Where Will Your Promises Lead?
According to Webster’s, a promise is a commitment by someone to do or not do something. None of us are strangers to the concept. I would suggest that we make promises several times a week, every week of our life. A promise doesn’t have to be stated as such. You make a plan to meet a friend for dinner. You have promised you will arrive when you plan to. It is no less a commitment because you don’t say the word.
The question my book raises is “How different would your life be if you were held to all your promises, big and small?” You get pulled over by a police officer and he takes your license back to his cruiser. While you wait, you make a promise to whoever you make promises to at a time like this. “Please, please, don’t give me a ticket. My insurance will go sky high. I promise I will never speed again. Just no ticket.” So the officer comes back and gives you a warning. You are so excited that you speed off down the road at the exact same speed you were traveling when you were pulled over.

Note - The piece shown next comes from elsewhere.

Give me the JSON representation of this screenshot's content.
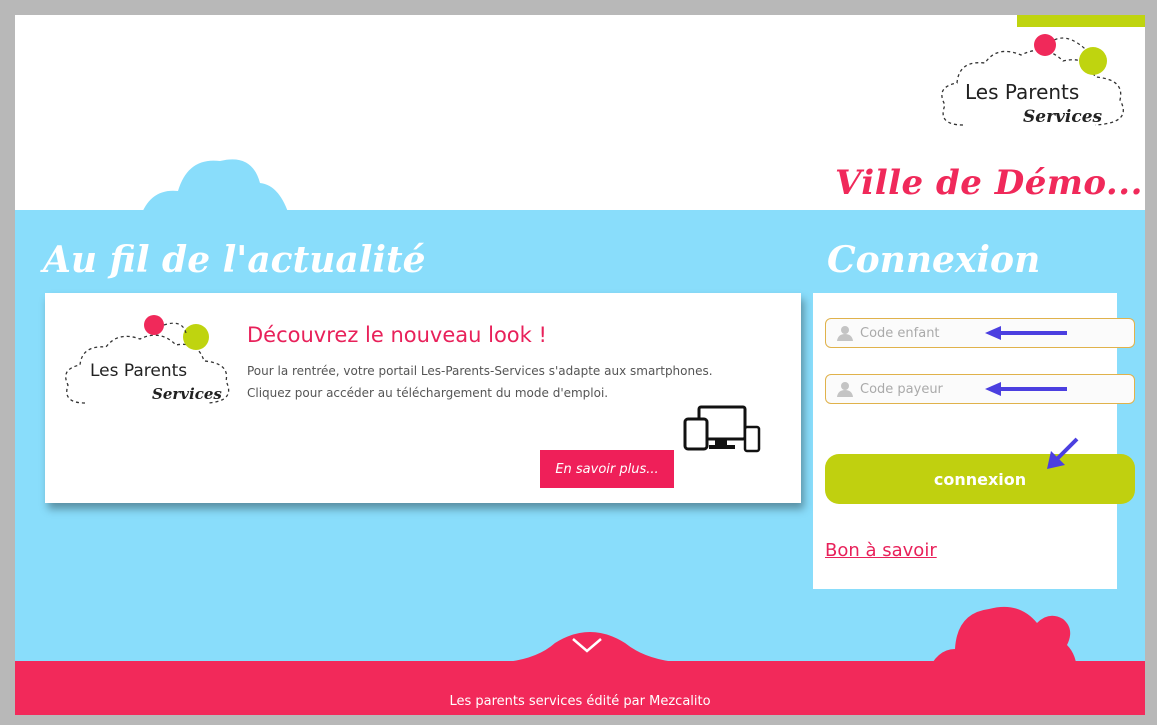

You see, we make promises at the time of crisis in hopes of deflecting the dangers. Once the crisis passes, so does our commitment to our promise. The problem is that sooner or later our broken promises catch up to us. The important people in our life start to question our intentions, our word. Others outside of our close circle lose their respect for you. Finally, the guy in the mirror doesn’t take himself seriously. When a promise becomes a manipulation, all integrity is lost.

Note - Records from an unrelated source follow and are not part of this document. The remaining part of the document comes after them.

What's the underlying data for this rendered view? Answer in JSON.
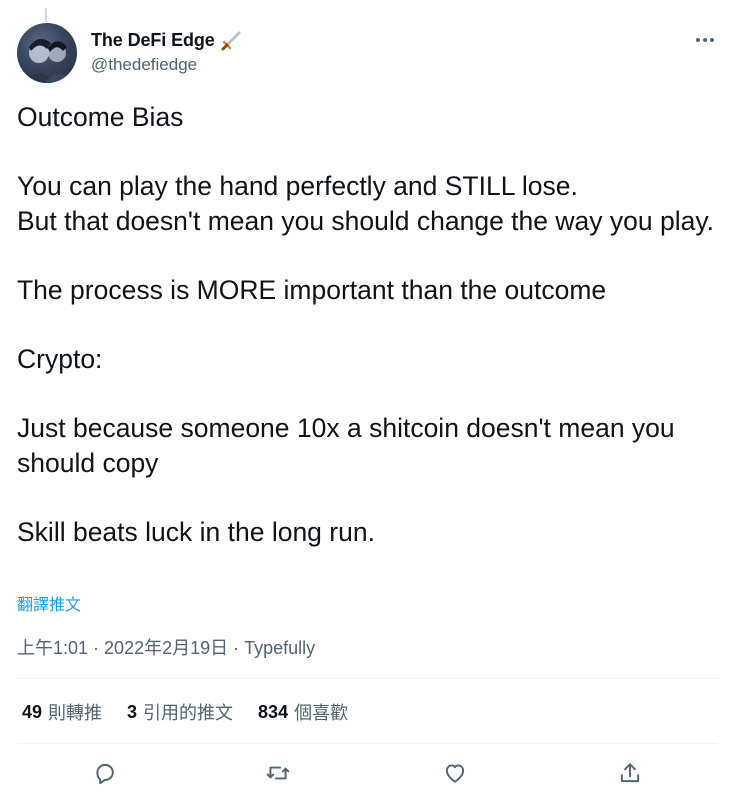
{
  "author": {
    "display_name": "The DeFi Edge",
    "handle": "@thedefiedge",
    "name_emoji": "dagger-icon"
  },
  "tweet": {
    "paragraphs": [
      "Outcome Bias",
      "You can play the hand perfectly and STILL lose.\nBut that doesn't mean you should change the way you play.",
      "The process is MORE important than the outcome",
      "Crypto:",
      "Just because someone 10x a shitcoin doesn't mean you should copy",
      "Skill beats luck in the long run."
    ],
    "translate_label": "翻譯推文",
    "time": "上午1:01",
    "date": "2022年2月19日",
    "source": "Typefully",
    "separator": " · "
  },
  "stats": {
    "retweets": {
      "count": "49",
      "label": "則轉推"
    },
    "quotes": {
      "count": "3",
      "label": "引用的推文"
    },
    "likes": {
      "count": "834",
      "label": "個喜歡"
    }
  },
  "colors": {
    "text": "#0f1419",
    "secondary": "#536471",
    "link": "#1d9bf0",
    "divider": "#eff3f4"
  }
}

Words have meaning. They carry weight. They require respect. When you use words for effect rather than with accountability, they become empty noise. What disappears in time is trust. No relationship at any level can exist without a level of trust, whether it’s romantic or parental, serious or casual, social or business. Trust is built over time, brick by brick and each brick represents a word. Walls of trust can’t stand when the bricks turn to dust.
In The Promise, David makes a promise that saves his life, only to discover that he will be held to his promise. He could have complained, tried to wiggle his way out or make excuses. He didn’t. He stepped out in faith, he kept his word and lives were changed all over the world, including his own.

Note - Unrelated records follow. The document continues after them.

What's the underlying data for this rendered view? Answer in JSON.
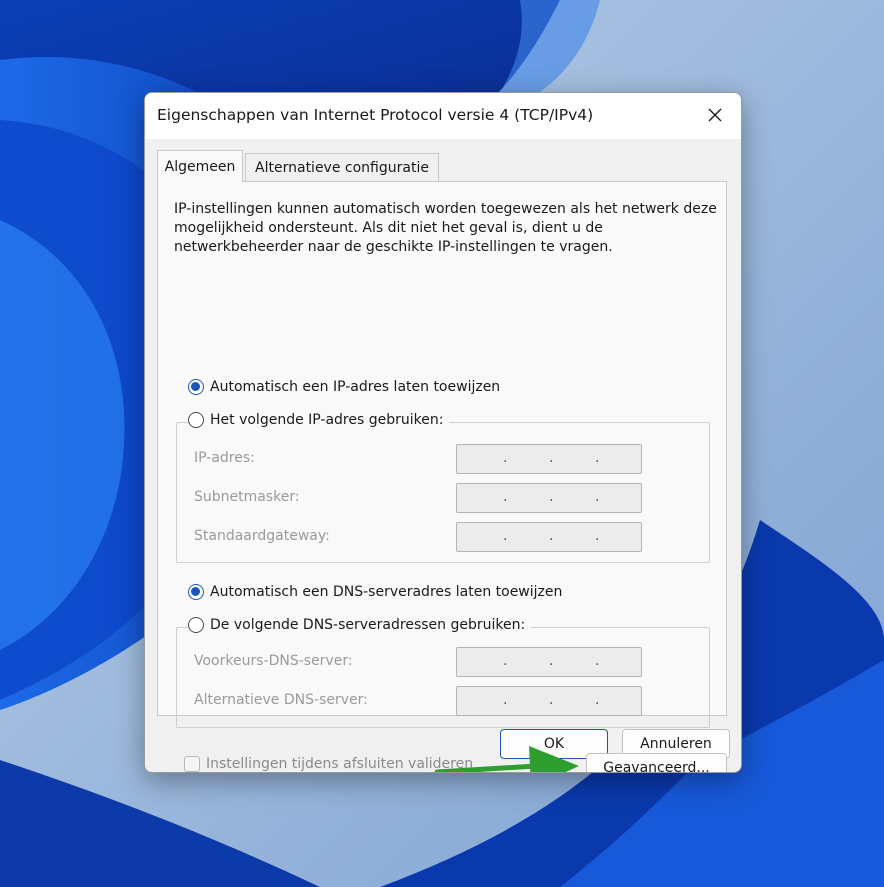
{
  "window": {
    "title": "Eigenschappen van Internet Protocol versie 4 (TCP/IPv4)"
  },
  "tabs": [
    {
      "label": "Algemeen",
      "active": true
    },
    {
      "label": "Alternatieve configuratie",
      "active": false
    }
  ],
  "general": {
    "intro": "IP-instellingen kunnen automatisch worden toegewezen als het netwerk deze mogelijkheid ondersteunt. Als dit niet het geval is, dient u de netwerkbeheerder naar de geschikte IP-instellingen te vragen.",
    "ip_auto_label": "Automatisch een IP-adres laten toewijzen",
    "ip_auto_selected": true,
    "ip_manual_label": "Het volgende IP-adres gebruiken:",
    "ip_manual_selected": false,
    "ip_fields": [
      {
        "label": "IP-adres:",
        "value": ". . ."
      },
      {
        "label": "Subnetmasker:",
        "value": ". . ."
      },
      {
        "label": "Standaardgateway:",
        "value": ". . ."
      }
    ],
    "dns_auto_label": "Automatisch een DNS-serveradres laten toewijzen",
    "dns_auto_selected": true,
    "dns_manual_label": "De volgende DNS-serveradressen gebruiken:",
    "dns_manual_selected": false,
    "dns_fields": [
      {
        "label": "Voorkeurs-DNS-server:",
        "value": ". . ."
      },
      {
        "label": "Alternatieve DNS-server:",
        "value": ". . ."
      }
    ],
    "validate_label": "Instellingen tijdens afsluiten valideren",
    "validate_checked": false,
    "advanced_label": "Geavanceerd..."
  },
  "footer": {
    "ok_label": "OK",
    "cancel_label": "Annuleren"
  },
  "colors": {
    "accent": "#1d56b8",
    "annotation_arrow": "#2e9e2e"
  },
  "icons": {
    "close": "close-icon",
    "annotation": "arrow-right-icon"
  }
}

How about you? When will you know that the bond of your word will change a life? Yours, a parent’s, a spouse, a child’s or even a perfect stranger. How will you measure the value of a moment when you have to choose between action or inaction, between faith and doubt? When will your promise save a life?
I will make a difference. I will fight for what is right, defend those in need. I will care and I won’t give up. I promise. How about you?